Before I even write another word: mindfulness is no different than meditation. Americans seem to prefer to use the term mindfulness. Jon Kabat-Zinn deserves the most credit for popularizing the practice of mindfulness. But when it comes to breath methods and mind engagement, it may come down to semantics, as well as varying traditions or philosophies, but definitionally they are the same practice yielding the same results. 

Second, and most important, you will never master it. You will never get “good enough.” So don’t even try. You don’t need to live in, “I’ll never live up to the high standards of someone who practices mindfulness,” either. The standards aren’t high. You’ll definitely not practice it well at some point in the near future, and that’s after the obvious first attempts, which will not be easy or possibly even yield much in the way of results. What matters is that you show up, just like the idea of showing up in life. You show up to your practice. And it turns out, that is hard.

So, those are the two quick takeaways if that’s all you have time for. The remainder is about my learning this year related to an intentional program in mindfulness training.

I began working with the Enneagram as a serious student and practitioner in 2019, and I began to study and research on somatic practices and understanding the mind-body connection. But much of this learning remained more in my head. 

After two certification programs with the Enneagram, which definitely touched on embodied practices, I then entered a 10-month coaching certification program with Newfield. Their ontological coaching method was appealing to me in that it integrated what I saw as the three centers of intelligence I had become so familiar with using the Enneagram: head, heart, body/gut. But I would say that even by the end of the training and after about 100 hours of coaching experience, I was still aware that day to day practice of the techniques enumerated and practiced through a specific and intentional mindfulness practice was an area in need of further growth. 

I entered the training at the beginning of the year, in February, having just come off a surprisingly powerful book called The Tibetan Yogas of Dream and Sleep. I engaged with this book–oddly enough–on a ski week with my dad and uncle. So, it was almost like a retreat, lots of alone time and lots of time in a beautiful natural setting that even while waking could seem quite dreamlike. All this is to say, I came to this training with some momentum and a deep desire to follow through with the commitments of awareness of the sacredness of the present moment, and even trying to be mindful and alive to one’s dreams.

The latter has proved far more challenging than I realized. 

The practices of mindfulness are not challenging per se. They are grounded in simplicity. They are democratic. There for the taking if we so choose. The challenge is in ingraining these practices, letting them spill over into all the “informality” of life. Especially for an enneagram Sexual Four such as myself. I can be emotionally intense, lots of highs and lows, lots of ebbs and flows. I’ve known this about myself all my life and I set it as an intention to grow and develop in this very area. 
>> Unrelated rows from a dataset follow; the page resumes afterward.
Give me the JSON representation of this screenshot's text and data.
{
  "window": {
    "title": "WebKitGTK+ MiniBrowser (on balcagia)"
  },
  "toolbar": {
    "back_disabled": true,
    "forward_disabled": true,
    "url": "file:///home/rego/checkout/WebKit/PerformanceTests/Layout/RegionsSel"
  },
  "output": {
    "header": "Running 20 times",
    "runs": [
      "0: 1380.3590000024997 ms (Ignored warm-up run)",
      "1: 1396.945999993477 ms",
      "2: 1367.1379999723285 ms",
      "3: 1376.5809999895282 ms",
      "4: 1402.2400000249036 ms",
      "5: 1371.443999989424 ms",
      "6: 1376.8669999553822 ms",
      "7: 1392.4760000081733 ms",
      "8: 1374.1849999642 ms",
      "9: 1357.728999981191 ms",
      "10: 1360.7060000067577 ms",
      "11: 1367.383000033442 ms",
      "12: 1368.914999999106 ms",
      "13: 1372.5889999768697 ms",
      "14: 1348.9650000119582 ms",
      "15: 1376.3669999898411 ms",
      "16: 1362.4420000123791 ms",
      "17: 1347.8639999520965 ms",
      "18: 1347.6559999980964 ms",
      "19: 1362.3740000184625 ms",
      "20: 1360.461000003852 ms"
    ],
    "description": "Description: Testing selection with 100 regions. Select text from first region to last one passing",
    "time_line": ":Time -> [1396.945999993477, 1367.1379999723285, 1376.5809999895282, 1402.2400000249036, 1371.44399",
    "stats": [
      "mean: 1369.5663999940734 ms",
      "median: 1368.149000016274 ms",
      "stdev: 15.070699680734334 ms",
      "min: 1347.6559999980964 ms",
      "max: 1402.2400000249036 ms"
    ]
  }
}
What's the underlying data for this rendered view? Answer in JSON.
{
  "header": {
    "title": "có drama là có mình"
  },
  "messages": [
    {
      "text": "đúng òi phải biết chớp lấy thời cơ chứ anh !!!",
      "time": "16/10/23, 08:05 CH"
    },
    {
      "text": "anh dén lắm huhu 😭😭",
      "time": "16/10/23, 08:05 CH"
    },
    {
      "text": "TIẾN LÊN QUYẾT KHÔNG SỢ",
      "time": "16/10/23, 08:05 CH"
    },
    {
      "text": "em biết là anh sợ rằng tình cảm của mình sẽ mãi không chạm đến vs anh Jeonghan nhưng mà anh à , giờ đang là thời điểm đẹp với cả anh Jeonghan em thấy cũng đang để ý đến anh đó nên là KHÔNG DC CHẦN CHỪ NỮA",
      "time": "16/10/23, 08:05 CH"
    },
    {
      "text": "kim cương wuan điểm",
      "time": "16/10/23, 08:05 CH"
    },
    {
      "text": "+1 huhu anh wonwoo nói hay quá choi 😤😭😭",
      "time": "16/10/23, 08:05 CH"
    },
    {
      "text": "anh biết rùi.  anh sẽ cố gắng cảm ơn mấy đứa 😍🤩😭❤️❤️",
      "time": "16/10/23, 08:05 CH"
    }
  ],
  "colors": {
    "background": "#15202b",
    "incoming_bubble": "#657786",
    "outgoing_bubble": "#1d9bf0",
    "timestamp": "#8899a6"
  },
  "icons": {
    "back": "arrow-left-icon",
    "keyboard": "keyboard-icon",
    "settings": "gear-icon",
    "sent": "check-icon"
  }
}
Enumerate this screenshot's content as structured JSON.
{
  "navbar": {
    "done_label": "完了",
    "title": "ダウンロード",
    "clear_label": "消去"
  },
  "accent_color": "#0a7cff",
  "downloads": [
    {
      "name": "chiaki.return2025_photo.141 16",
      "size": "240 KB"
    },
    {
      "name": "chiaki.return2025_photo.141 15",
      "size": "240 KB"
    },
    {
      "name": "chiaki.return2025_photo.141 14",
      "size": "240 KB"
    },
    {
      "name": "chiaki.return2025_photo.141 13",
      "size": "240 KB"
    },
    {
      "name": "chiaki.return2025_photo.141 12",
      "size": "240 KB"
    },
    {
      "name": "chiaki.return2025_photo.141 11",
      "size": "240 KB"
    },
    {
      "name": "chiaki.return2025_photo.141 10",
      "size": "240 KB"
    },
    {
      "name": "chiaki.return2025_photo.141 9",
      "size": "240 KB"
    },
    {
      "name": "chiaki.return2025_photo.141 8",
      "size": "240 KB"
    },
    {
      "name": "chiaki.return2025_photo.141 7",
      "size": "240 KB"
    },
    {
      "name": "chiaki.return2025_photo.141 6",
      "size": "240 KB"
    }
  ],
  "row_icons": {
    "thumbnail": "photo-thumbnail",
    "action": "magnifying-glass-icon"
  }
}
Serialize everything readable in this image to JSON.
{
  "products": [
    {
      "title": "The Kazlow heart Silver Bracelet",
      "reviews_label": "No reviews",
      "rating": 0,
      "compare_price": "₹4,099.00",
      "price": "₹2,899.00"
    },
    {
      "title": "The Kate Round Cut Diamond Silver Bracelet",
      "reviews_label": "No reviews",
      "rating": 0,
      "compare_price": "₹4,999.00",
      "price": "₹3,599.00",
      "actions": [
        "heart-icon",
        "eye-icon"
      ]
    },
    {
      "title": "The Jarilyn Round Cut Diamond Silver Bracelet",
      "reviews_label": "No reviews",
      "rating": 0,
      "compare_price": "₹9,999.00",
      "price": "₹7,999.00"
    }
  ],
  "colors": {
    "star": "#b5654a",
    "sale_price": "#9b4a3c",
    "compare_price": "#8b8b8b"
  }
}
As disciplined as I often was, as I tracked my weekly efforts, I didn’t execute on a consistent five-day-a-week practice. I know it’s totally normal. Mindfulness doesn’t want or need you to practice it to live up to some standard. But it’s still interesting to me that as intentional as I was about consistency, I definitely had moments where I let in the daily vicissitudes of life. Sometimes I chose to work out more than focus on my breath and body and do my practices. Sometimes I just jumped into the action that I felt needed to get done rather than practicing, and I would assess that most of the time this isn’t a good practice. It’s more of an old habit dying hard.

One final observation about mindfulness is that the results can seem subtle or even go unnoticed by our “perceiving” self for the very reason that we are not as self-aware as we assume ourselves to be. I’ve experienced how easy it is to think you’re “just fine,” until you begin to interact with others. I notice that I’ll think I’m more or less “on the level” and then my wife will ask me something and I am now more aware of my tone of voice, body language, and reactivity even in subtle ways that I wasn’t before. 

What I sometimes still find challenging is during these very times when we probably need the practice the most is the time when we’re often least “in the mood” to do them. So it comes back to that idea of choice. 

I am grateful for the variety of disciplines that fall within the practice of what we call mindfulness. I know I am freer to walk up to this door and choose what I know works for me in body, mind, and soul. 

I look forward to my ongoing learning and keeping my mind in “beginner’s mode.” But I also believe that it’s hard for most people to bring themselves to establish a practice. I don’t know all the reasons why. I wish mindfulness was practiced far more broadly than it even is now. But most of us seem to prefer staying asleep.